Von Birgit Ulbricht
Die Mitte August in Zschauitz gefundenen Überreste eines toten Soldaten werden in der Dresdner Gerichtsmedizin untersucht. Als Am Bach 5 für ein Fundament Erdreich abgetragen wurde, entdeckten Bauarbeiter einen Schädel und weitere Skelettteile mit Stahlhelm, Gasmaske, Filter und Schuhen. Die Kriminalpolizei sicherte den Fund und bei allen Beteiligten galt der Gefundene als „Der Weltkriegstote“.

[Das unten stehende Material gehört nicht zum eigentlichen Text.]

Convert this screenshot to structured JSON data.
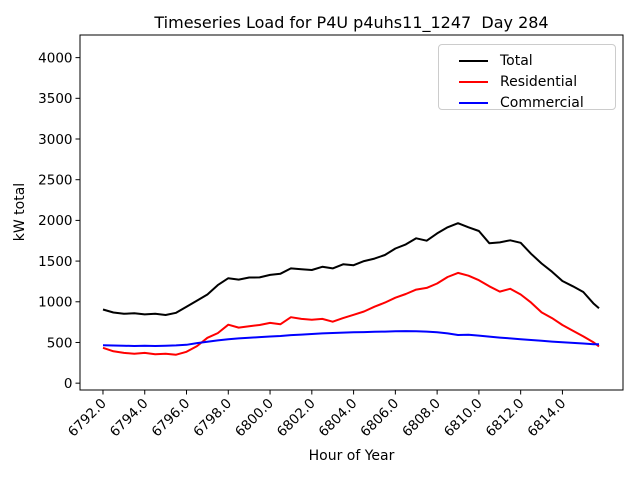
{
  "figure": {
    "background": "#ffffff",
    "accent_colors": {
      "total": "#000000",
      "residential": "#ff0000",
      "commercial": "#0000ff"
    }
  },
  "chart_data": {
    "type": "line",
    "title": "Timeseries Load for P4U p4uhs11_1247  Day 284",
    "xlabel": "Hour of Year",
    "ylabel": "kW total",
    "grid": false,
    "legend_position": "upper right",
    "xlim": [
      6790.9,
      6816.9
    ],
    "ylim": [
      -84,
      4278
    ],
    "xticks": [
      6792,
      6794,
      6796,
      6798,
      6800,
      6802,
      6804,
      6806,
      6808,
      6810,
      6812,
      6814
    ],
    "xtick_labels": [
      "6792.0",
      "6794.0",
      "6796.0",
      "6798.0",
      "6800.0",
      "6802.0",
      "6804.0",
      "6806.0",
      "6808.0",
      "6810.0",
      "6812.0",
      "6814.0"
    ],
    "yticks": [
      0,
      500,
      1000,
      1500,
      2000,
      2500,
      3000,
      3500,
      4000
    ],
    "ytick_labels": [
      "0",
      "500",
      "1000",
      "1500",
      "2000",
      "2500",
      "3000",
      "3500",
      "4000"
    ],
    "x": [
      6792.0,
      6792.5,
      6793.0,
      6793.5,
      6794.0,
      6794.5,
      6795.0,
      6795.5,
      6796.0,
      6796.5,
      6797.0,
      6797.5,
      6798.0,
      6798.5,
      6799.0,
      6799.5,
      6800.0,
      6800.5,
      6801.0,
      6801.5,
      6802.0,
      6802.5,
      6803.0,
      6803.5,
      6804.0,
      6804.5,
      6805.0,
      6805.5,
      6806.0,
      6806.5,
      6807.0,
      6807.5,
      6808.0,
      6808.5,
      6809.0,
      6809.5,
      6810.0,
      6810.5,
      6811.0,
      6811.5,
      6812.0,
      6812.5,
      6813.0,
      6813.5,
      6814.0,
      6814.5,
      6815.0,
      6815.5,
      6815.75
    ],
    "series": [
      {
        "name": "Total",
        "color": "#000000",
        "values": [
          905,
          868,
          852,
          858,
          845,
          852,
          838,
          865,
          940,
          1015,
          1090,
          1205,
          1290,
          1272,
          1298,
          1300,
          1330,
          1345,
          1410,
          1400,
          1390,
          1430,
          1410,
          1460,
          1450,
          1500,
          1530,
          1575,
          1655,
          1705,
          1780,
          1750,
          1840,
          1915,
          1965,
          1915,
          1870,
          1720,
          1730,
          1755,
          1725,
          1590,
          1470,
          1370,
          1255,
          1190,
          1120,
          975,
          920
        ]
      },
      {
        "name": "Residential",
        "color": "#ff0000",
        "values": [
          435,
          392,
          372,
          362,
          372,
          355,
          362,
          350,
          385,
          455,
          558,
          615,
          718,
          683,
          700,
          715,
          740,
          725,
          810,
          790,
          780,
          790,
          755,
          800,
          840,
          880,
          940,
          990,
          1050,
          1095,
          1150,
          1170,
          1225,
          1305,
          1355,
          1320,
          1265,
          1190,
          1125,
          1160,
          1090,
          990,
          870,
          800,
          715,
          645,
          575,
          500,
          452
        ]
      },
      {
        "name": "Commercial",
        "color": "#0000ff",
        "values": [
          465,
          463,
          460,
          457,
          459,
          457,
          460,
          464,
          472,
          492,
          508,
          525,
          540,
          550,
          558,
          566,
          573,
          580,
          590,
          597,
          604,
          611,
          616,
          621,
          625,
          628,
          631,
          634,
          637,
          640,
          638,
          633,
          626,
          612,
          592,
          596,
          585,
          572,
          560,
          550,
          540,
          530,
          520,
          511,
          502,
          495,
          487,
          479,
          478
        ]
      }
    ]
  }
}
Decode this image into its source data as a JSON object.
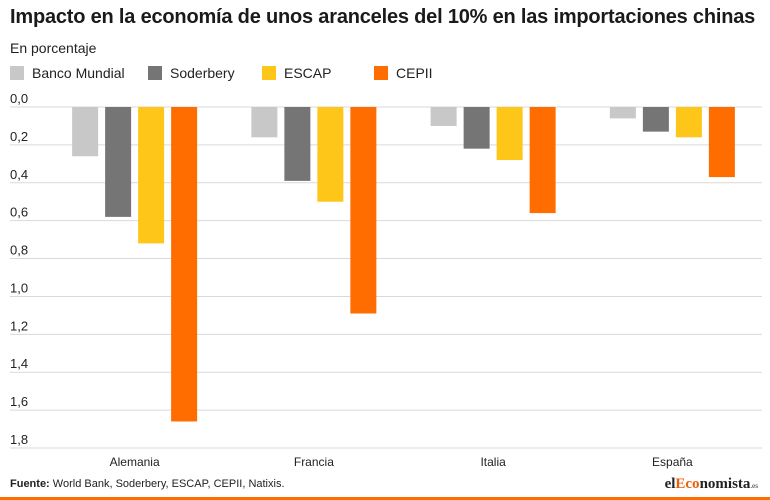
{
  "title": "Impacto en la economía de unos aranceles del 10% en las importaciones chinas",
  "subtitle": "En porcentaje",
  "footer": {
    "source_label": "Fuente:",
    "source_text": "World Bank, Soderbery, ESCAP, CEPII, Natixis."
  },
  "brand": {
    "part1": "el",
    "part2": "Eco",
    "part3": "nomista",
    "suffix": ".es"
  },
  "colors": {
    "banco_mundial": "#c8c8c8",
    "soderbery": "#757575",
    "escap": "#ffc61a",
    "cepii": "#ff6c00",
    "grid": "#d9d9d9",
    "brand_bar": "#ff6c00"
  },
  "chart_data": {
    "type": "bar",
    "title": "Impacto en la economía de unos aranceles del 10% en las importaciones chinas",
    "ylabel": "En porcentaje",
    "categories": [
      "Alemania",
      "Francia",
      "Italia",
      "España"
    ],
    "series": [
      {
        "name": "Banco Mundial",
        "color": "#c8c8c8",
        "values": [
          0.26,
          0.16,
          0.1,
          0.06
        ]
      },
      {
        "name": "Soderbery",
        "color": "#757575",
        "values": [
          0.58,
          0.39,
          0.22,
          0.13
        ]
      },
      {
        "name": "ESCAP",
        "color": "#ffc61a",
        "values": [
          0.72,
          0.5,
          0.28,
          0.16
        ]
      },
      {
        "name": "CEPII",
        "color": "#ff6c00",
        "values": [
          1.66,
          1.09,
          0.56,
          0.37
        ]
      }
    ],
    "ylim": [
      0,
      1.8
    ],
    "y_direction": "down",
    "yticks": [
      "0,0",
      "0,2",
      "0,4",
      "0,6",
      "0,8",
      "1,0",
      "1,2",
      "1,4",
      "1,6",
      "1,8"
    ],
    "grid": true,
    "legend_position": "top-left"
  }
}
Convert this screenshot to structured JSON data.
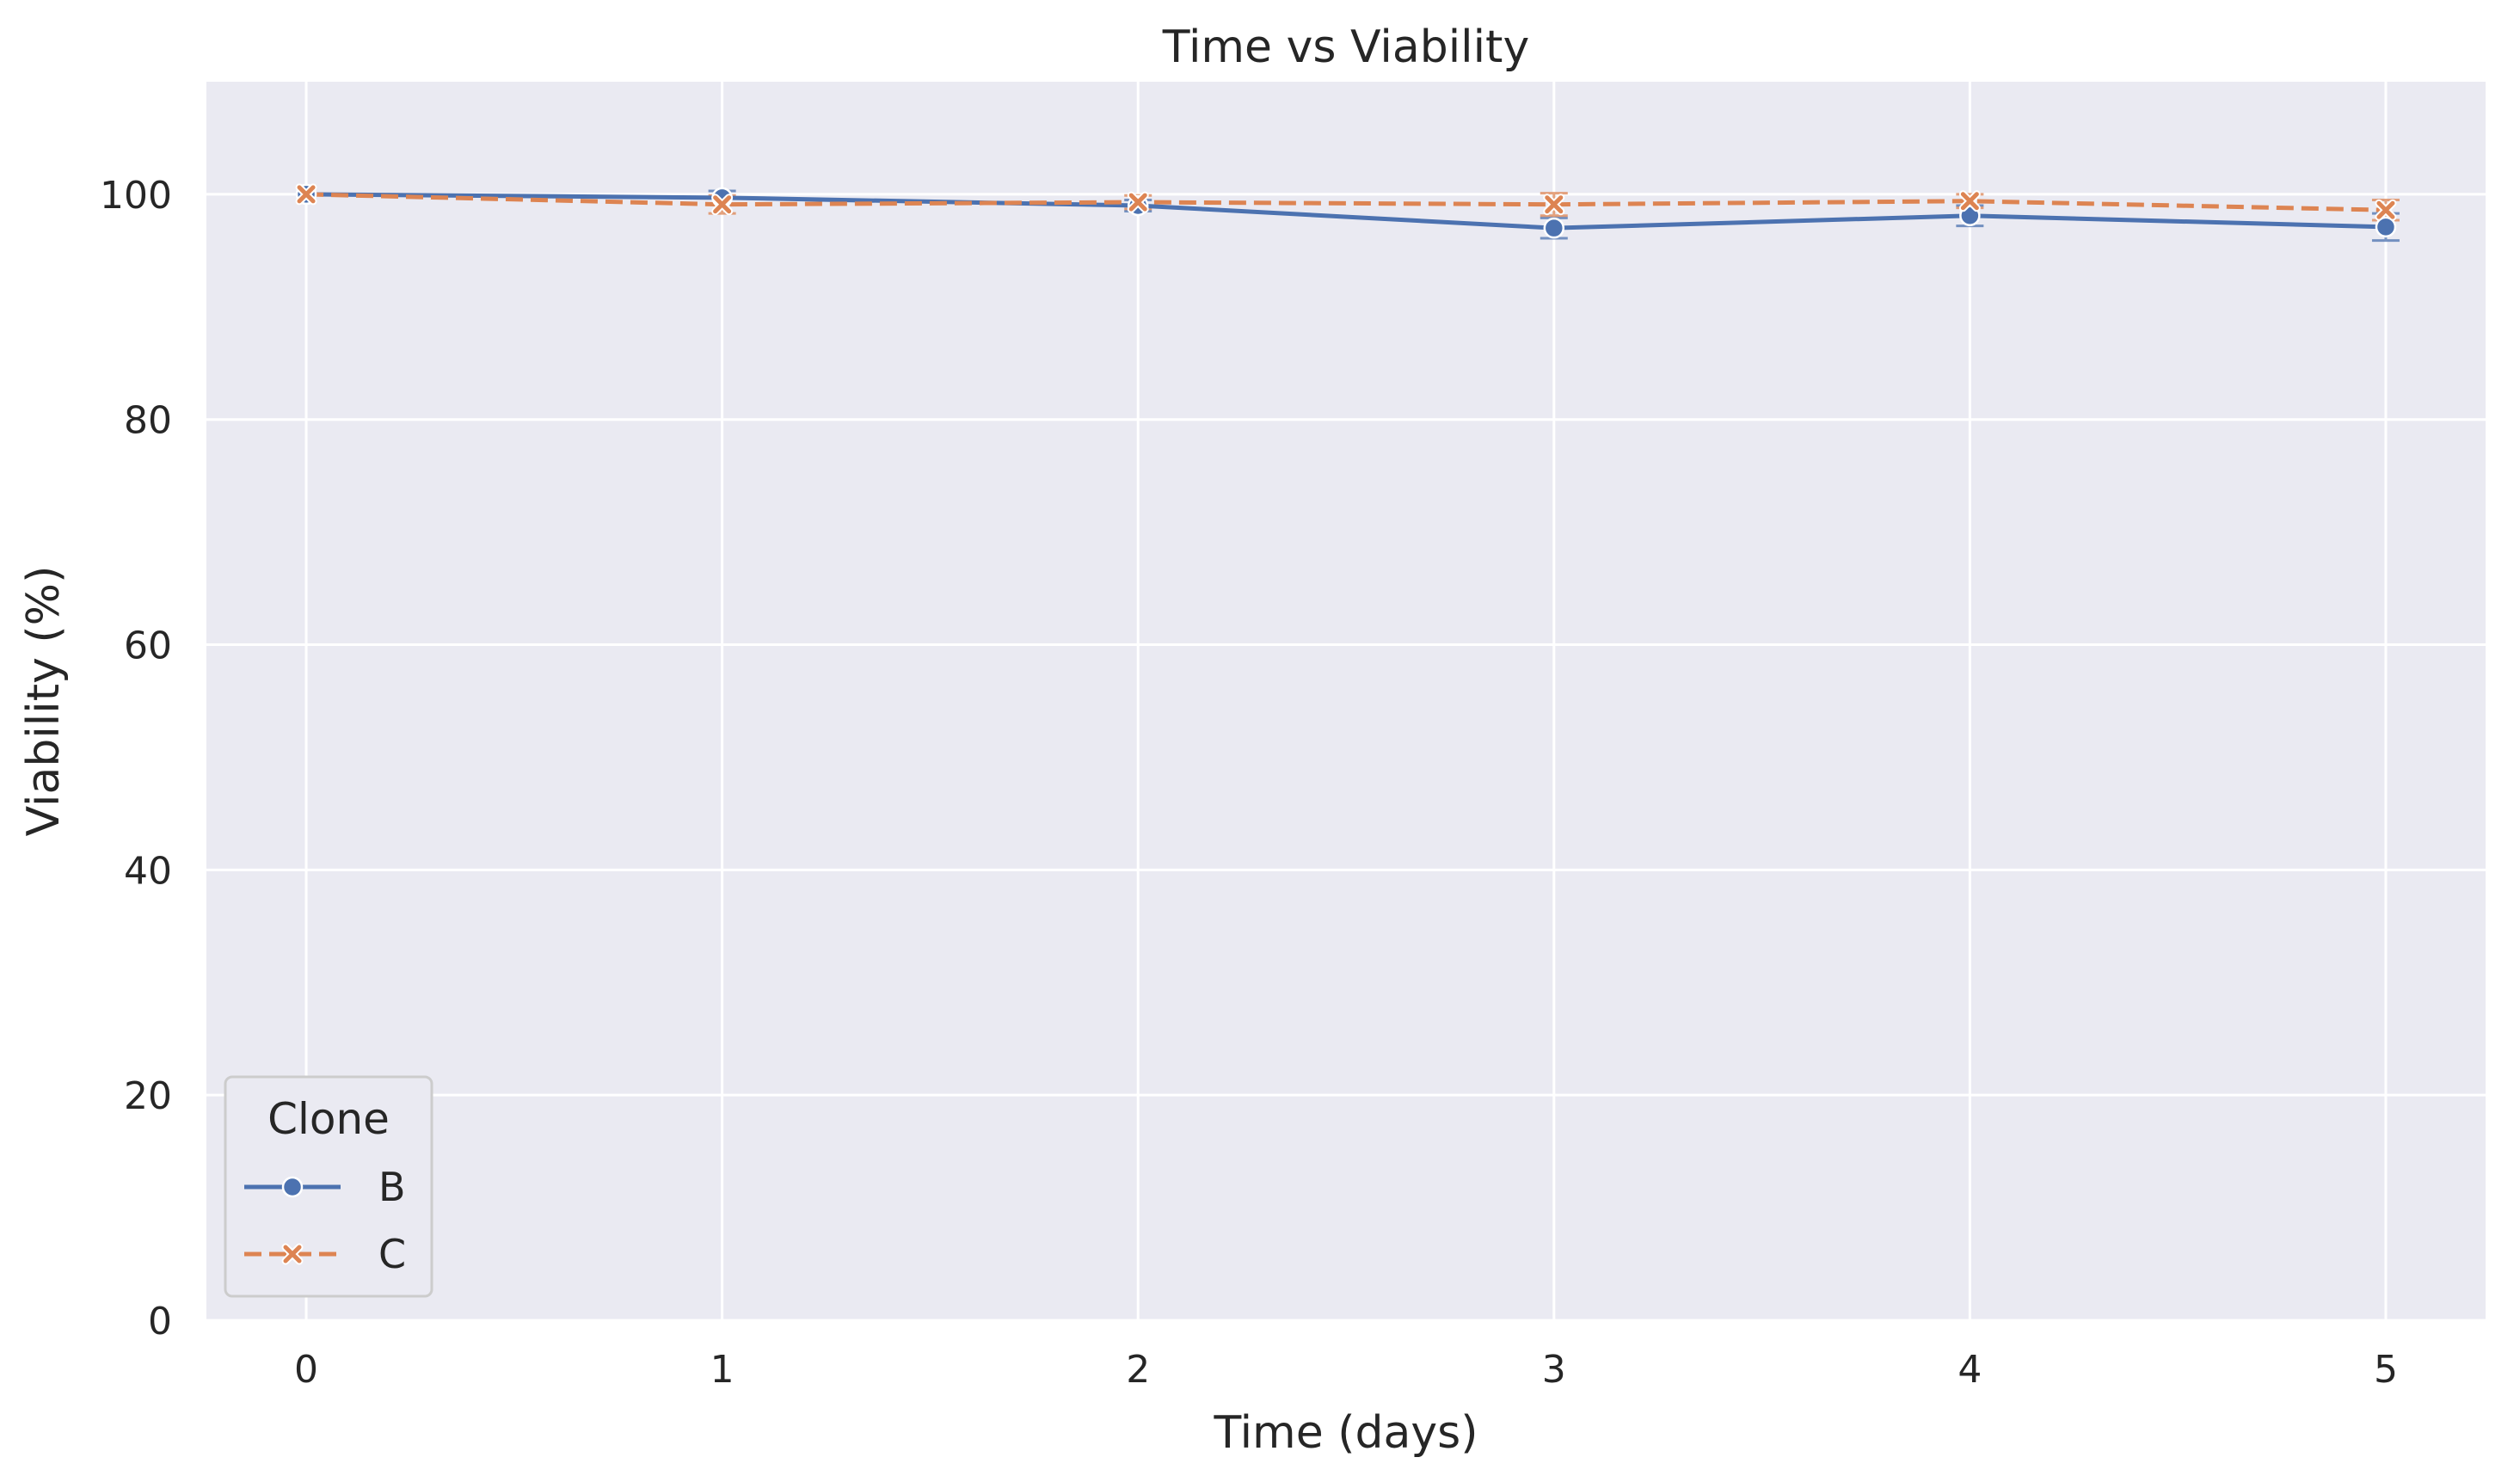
{
  "chart_data": {
    "type": "line",
    "title": "Time vs Viability",
    "xlabel": "Time (days)",
    "ylabel": "Viability (%)",
    "x": [
      0,
      1,
      2,
      3,
      4,
      5
    ],
    "xlim": [
      -0.24,
      5.24
    ],
    "ylim": [
      0,
      110
    ],
    "xticks": [
      "0",
      "1",
      "2",
      "3",
      "4",
      "5"
    ],
    "yticks": [
      "0",
      "20",
      "40",
      "60",
      "80",
      "100"
    ],
    "grid": true,
    "legend": {
      "title": "Clone",
      "placement": "lower-left"
    },
    "series": [
      {
        "name": "B",
        "color": "#4c72b0",
        "line_style": "solid",
        "marker": "circle",
        "values": [
          100.0,
          99.7,
          99.0,
          97.0,
          98.1,
          97.1
        ],
        "error": [
          0.0,
          0.6,
          0.5,
          0.9,
          0.9,
          1.2
        ]
      },
      {
        "name": "C",
        "color": "#dd8452",
        "line_style": "dashed",
        "marker": "x",
        "values": [
          100.0,
          99.1,
          99.3,
          99.1,
          99.4,
          98.6
        ],
        "error": [
          0.0,
          0.8,
          0.6,
          1.0,
          0.6,
          0.9
        ]
      }
    ],
    "colors": {
      "plot_background": "#eaeaf2",
      "grid": "#ffffff",
      "text": "#262626"
    }
  }
}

Wie lange lag der Tote dort?
Ob es tatsächlich so ist, das untersucht Dr. Christine Erfurt mit den Mitarbeitern des rechtsmedizinischen Institutes in Dresden. Sie werden stets hinzugezogen, um ein aktuelles Verbrechen auszuschließen. Dass das „jetzt erst“ erfolgt, hat einen ernsten Hintergrund: Die Medizinerin hat derzeit so viele Fälle von sexueller und anderer körperlicher Gewalt an Säuglingen, Kindern und Jugendlichen zu begutachten wie selten. Das ist das eigentliches Fachgebiet der kommissarischen Direktorin. Darüber spricht sie in Vorlesungen und diese Fälle beschäftigen sie. Die Termine für Gerichtsgutachten drängen, da scheint dem Außenstehenden dieser 60 Jahre alte Fall fast nebensächlich. Doch Dr. Erfurt nimmt auch dieses Opfer aus anderer Zeit ernst. „Weltkriegstoter“ will sie den Gefundenen nicht nennen. „Allein die Gegenstände besagen nichts“, sagt Christine Erfurt. Ist es überhaupt ein Mensch? War es ein Mann oder eine Frau? Seit wann liegt der oder die Tote wirklich dort? Letzteres ist wesentlich vom Umfeld abhängig, zum Beispiel reagiert trockener Sand anders als feuchter Lehmboden. Das dürften noch die einfacheren Fragen sein. Richtig schwierig wird es, wenn es um die Todesursache und die Identifikation der Person geht. „Zur Todesursache lässt sich nur etwas sagen, wenn eine knöcherne Verletzung vorliegt, zum Beispiel wie bei den meisten Toten der Häftlingstransporte, die fast alle durch Genickschuss umgekommen sind“, erklärt Frau Dr. Erfurt. Um den Toten über den Suchdienst einer Familie zuzuordnen, müssten allerdings verwertbare DNA-Spuren zu finden sein. Und das ist nach so langer Zeit selten der Fall. Ist der Tote untersucht, wird sich die Kriegsgräberfürsorge um den vermutlichen Soldat kümmern. Es gibt aber auch Tote, deren Namen durchaus bekannt sind und die trotzdem nie auf einem Friedhof bestattet wurden. Die Älteren in den Dörfern wissen meist davon. Doch die Gemeinden tun sich schwer mit einer Umbettung. Sie fürchten die Kosten einer Bestattung, die sie möglicherweise für getötete Zivilisten übernehmen müssten.
Fall „Wolf“ angezeigt
So ist in Medessen bekannt, dass Dachdecker Karl-Otto Wolf und seine Frau Hulda Minna am 3.Mai 1945 von russischen Soldaten erschossen und später im Garten ihres jetzt unbewohnten Grundstücks begraben wurden. Dort liegen sie noch heute. Die Priestewitzer Hauptamtsleiterin Margitta Noppes hat seit einigen Tagen ein Schreiben von der Kriegsgräberfürsorge dazu auf dem Tisch. Dorthin hatte sich ein Bürger gewandt, nachdem Bürgermeister Ernst-Georg Rendke zunächst nicht reagierte. Am 20. August wurde der Fall „Wolf“ bei der Kripo angezeigt. Die hat die Sache nun der Staatsanwaltschaft übergeben. Solche Fälle sind keine Seltenheit. Im Gutspark Kalkreuth, am früheren Quellemarkt, liegen sogar mehrere Personen, die sich in den letzten Kriegstagen dort aufhielten, der Gutsverwalter, ein ausgebombter Dresdner, ein durch Splitter getötetes Kind und eine Frau, vielleicht die Mutter des Kindes.